Compact subset of locally compact $\sigma$-compact
Solution 1:
No, not as stated.
Let $X = [0,1)$ be the half-open unit interval, which is locally compact but not compact. Let $K_n = \{0\} \cup [\frac{1}{n}, 1-\frac{1}{n}]$ which is compact. Then we have $K_n \subset K_{n+1}$ and $X = \bigcup_n K_n$. But the compact set $K = [0, \frac{1}{2}]$ is not contained in any of the $K_n$.
However, under these assumptions here is something we can prove.
There exists a sequence of compact sets $K_n'$ such that $\bigcup_n K_n' = X$ and $K_{n-1}' \subset (K_{n}')^\circ$ for each $n$. In particular, for any compact set $K$, there is some $n$ with $K \subset K_n'$.
Proof. By local compactness, for each $x \in X$ there is an open set $U_x$ such that $x \in U_x$ and $\overline{U_x}$ is compact. We construct $K_n'$ recursively. To get started, let $K_0'=\emptyset$. Now to construct $K_n'$, suppose $K_{n-1}'$ is already constructed. Since $K_n \cup K_{n-1}'$ is compact, there exist $x_1, \dots, x_r$ such that $K_n \cup K_{n-1}' \subset U_{x_1} \cup \dots \cup U_{x_r}$. Set $K_n' = \overline{U_{x_1}} \cup \dots \cup \overline{U_{x_r}}$ which is compact. Then $K_{n-1}' \cup K_n \subset (K_n')^\circ$.
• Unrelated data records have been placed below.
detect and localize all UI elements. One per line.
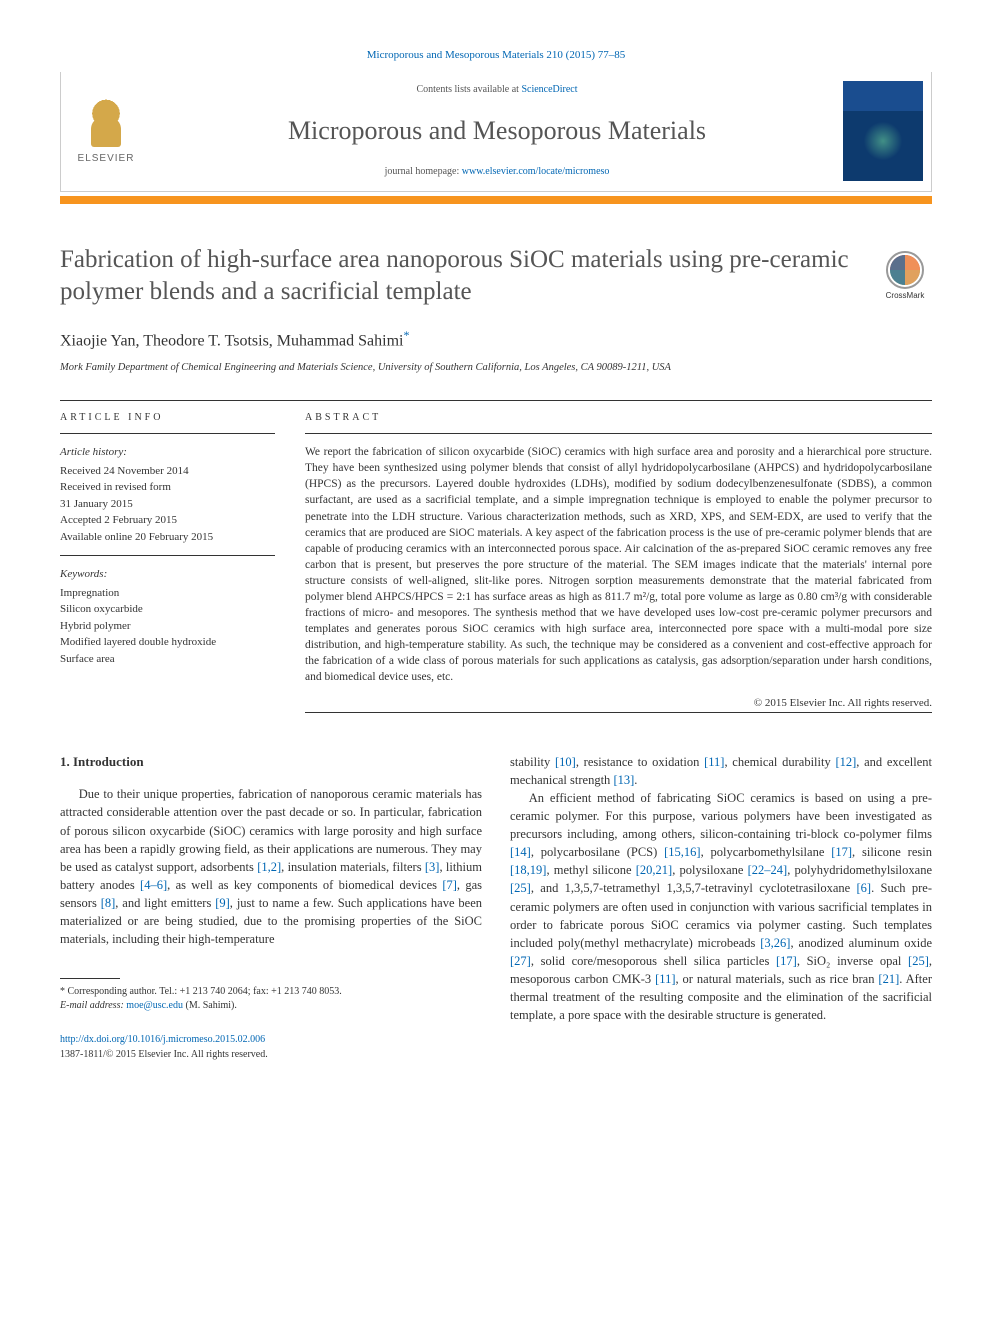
- body-columns: 1. Introduction Due to their unique prop…: [60, 753, 932, 1063]
- homepage-link[interactable]: www.elsevier.com/locate/micromeso: [462, 166, 610, 177]
- journal-homepage-line: journal homepage: www.elsevier.com/locat…: [151, 165, 843, 180]
- reference-link[interactable]: [15,16]: [664, 845, 700, 859]
- title-row: Fabrication of high-surface area nanopor…: [60, 244, 932, 327]
- history-line: 31 January 2015: [60, 496, 275, 513]
- citation-line: Microporous and Mesoporous Materials 210…: [60, 48, 932, 64]
- divider: [305, 712, 932, 713]
- doi-block: http://dx.doi.org/10.1016/j.micromeso.20…: [60, 1033, 482, 1062]
- contents-prefix: Contents lists available at: [416, 84, 521, 95]
- section-heading: 1. Introduction: [60, 753, 482, 772]
- reference-link[interactable]: [17]: [831, 845, 852, 859]
- history-line: Received 24 November 2014: [60, 463, 275, 480]
- journal-header: ELSEVIER Contents lists available at Sci…: [60, 72, 932, 192]
- journal-cover-thumbnail[interactable]: [843, 81, 923, 181]
- reference-link[interactable]: [3]: [425, 860, 440, 874]
- history-label: Article history:: [60, 444, 275, 461]
- sciencedirect-link[interactable]: ScienceDirect: [521, 84, 577, 95]
- reference-link[interactable]: [12]: [835, 755, 856, 769]
- article-info-column: article info Article history: Received 2…: [60, 401, 275, 713]
- keyword: Impregnation: [60, 585, 275, 602]
- corresponding-tel-fax: * Corresponding author. Tel.: +1 213 740…: [60, 985, 482, 999]
- homepage-prefix: journal homepage:: [385, 166, 462, 177]
- body-paragraph: Due to their unique properties, fabricat…: [60, 785, 482, 948]
- reference-link[interactable]: [20,21]: [636, 863, 672, 877]
- reference-link[interactable]: [27]: [510, 954, 531, 968]
- footnote-separator: [60, 978, 120, 979]
- publisher-label: ELSEVIER: [78, 152, 135, 167]
- info-abstract-row: article info Article history: Received 2…: [60, 401, 932, 713]
- article-title: Fabrication of high-surface area nanopor…: [60, 244, 858, 309]
- journal-name: Microporous and Mesoporous Materials: [151, 112, 843, 150]
- history-line: Accepted 2 February 2015: [60, 512, 275, 529]
- keywords-label: Keywords:: [60, 566, 275, 583]
- reference-link[interactable]: [1,2]: [257, 860, 281, 874]
- reference-link[interactable]: [25]: [510, 881, 531, 895]
- keyword: Silicon oxycarbide: [60, 601, 275, 618]
- reference-link[interactable]: [11]: [704, 755, 724, 769]
- reference-link[interactable]: [17]: [776, 954, 797, 968]
- reference-link[interactable]: [3,26]: [760, 936, 790, 950]
- reference-link[interactable]: [21]: [878, 972, 899, 986]
- corresponding-asterisk: *: [403, 328, 409, 342]
- body-column-right: stability [10], resistance to oxidation …: [510, 753, 932, 1063]
- corresponding-email-line: E-mail address: moe@usc.edu (M. Sahimi).: [60, 999, 482, 1013]
- article-info-heading: article info: [60, 401, 275, 434]
- history-line: Received in revised form: [60, 479, 275, 496]
- abstract-column: abstract We report the fabrication of si…: [305, 401, 932, 713]
- body-column-left: 1. Introduction Due to their unique prop…: [60, 753, 482, 1063]
- crossmark-badge[interactable]: CrossMark: [878, 248, 932, 302]
- reference-link[interactable]: [6]: [857, 881, 872, 895]
- reference-link[interactable]: [25]: [908, 954, 929, 968]
- reference-link[interactable]: [7]: [442, 878, 457, 892]
- accent-bar: [60, 196, 932, 204]
- reference-link[interactable]: [18,19]: [510, 863, 546, 877]
- reference-link[interactable]: [4–6]: [140, 878, 167, 892]
- authors-line: Xiaojie Yan, Theodore T. Tsotsis, Muhamm…: [60, 327, 932, 353]
- body-paragraph-continuation: stability [10], resistance to oxidation …: [510, 753, 932, 789]
- keyword: Surface area: [60, 651, 275, 668]
- page-container: Microporous and Mesoporous Materials 210…: [0, 0, 992, 1102]
- doi-link[interactable]: http://dx.doi.org/10.1016/j.micromeso.20…: [60, 1034, 265, 1045]
- keyword: Modified layered double hydroxide: [60, 634, 275, 651]
- article-history-block: Article history: Received 24 November 20…: [60, 434, 275, 555]
- abstract-copyright: © 2015 Elsevier Inc. All rights reserved…: [305, 696, 932, 712]
- reference-link[interactable]: [13]: [613, 773, 634, 787]
- email-link[interactable]: moe@usc.edu: [126, 1000, 183, 1011]
- reference-link[interactable]: [9]: [215, 896, 230, 910]
- corresponding-footnote: * Corresponding author. Tel.: +1 213 740…: [60, 985, 482, 1013]
- svg-text:CrossMark: CrossMark: [886, 291, 926, 300]
- history-line: Available online 20 February 2015: [60, 529, 275, 546]
- affiliation: Mork Family Department of Chemical Engin…: [60, 360, 932, 375]
- keyword: Hybrid polymer: [60, 618, 275, 635]
- reference-link[interactable]: [8]: [101, 896, 116, 910]
- keywords-block: Keywords: Impregnation Silicon oxycarbid…: [60, 556, 275, 677]
- abstract-heading: abstract: [305, 401, 932, 434]
- publisher-logo[interactable]: ELSEVIER: [61, 72, 151, 191]
- reference-link[interactable]: [22–24]: [748, 863, 788, 877]
- authors-names: Xiaojie Yan, Theodore T. Tsotsis, Muhamm…: [60, 332, 403, 349]
- reference-link[interactable]: [14]: [510, 845, 531, 859]
- reference-link[interactable]: [10]: [555, 755, 576, 769]
- journal-header-center: Contents lists available at ScienceDirec…: [151, 73, 843, 190]
- issn-copyright: 1387-1811/© 2015 Elsevier Inc. All right…: [60, 1048, 482, 1063]
- reference-link[interactable]: [11]: [655, 972, 675, 986]
- elsevier-tree-icon: [81, 97, 131, 152]
- abstract-text: We report the fabrication of silicon oxy…: [305, 434, 932, 685]
- body-paragraph: An efficient method of fabricating SiOC …: [510, 789, 932, 1025]
- contents-lists-line: Contents lists available at ScienceDirec…: [151, 83, 843, 98]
In particular, $\bigcup_n K_n' \supset \bigcup (K_n')^\circ \supset \bigcup_n K_n = X$. So the $K_n'$ cover $X$.
Moreover, the sets $(K_n')^\circ$ are an increasing open covering of $X$. So if $K$ is any compact set, we must have $K \subset (K_n')^\circ \subset K_n'$ for some $n$.
Solution 2:
I can't comment due to lack of reputation.
In the argument of @Nate Eldredge, do we need the space $X$ to be a Haussdorf space, in order to have closed compact neighbourhoods of each point?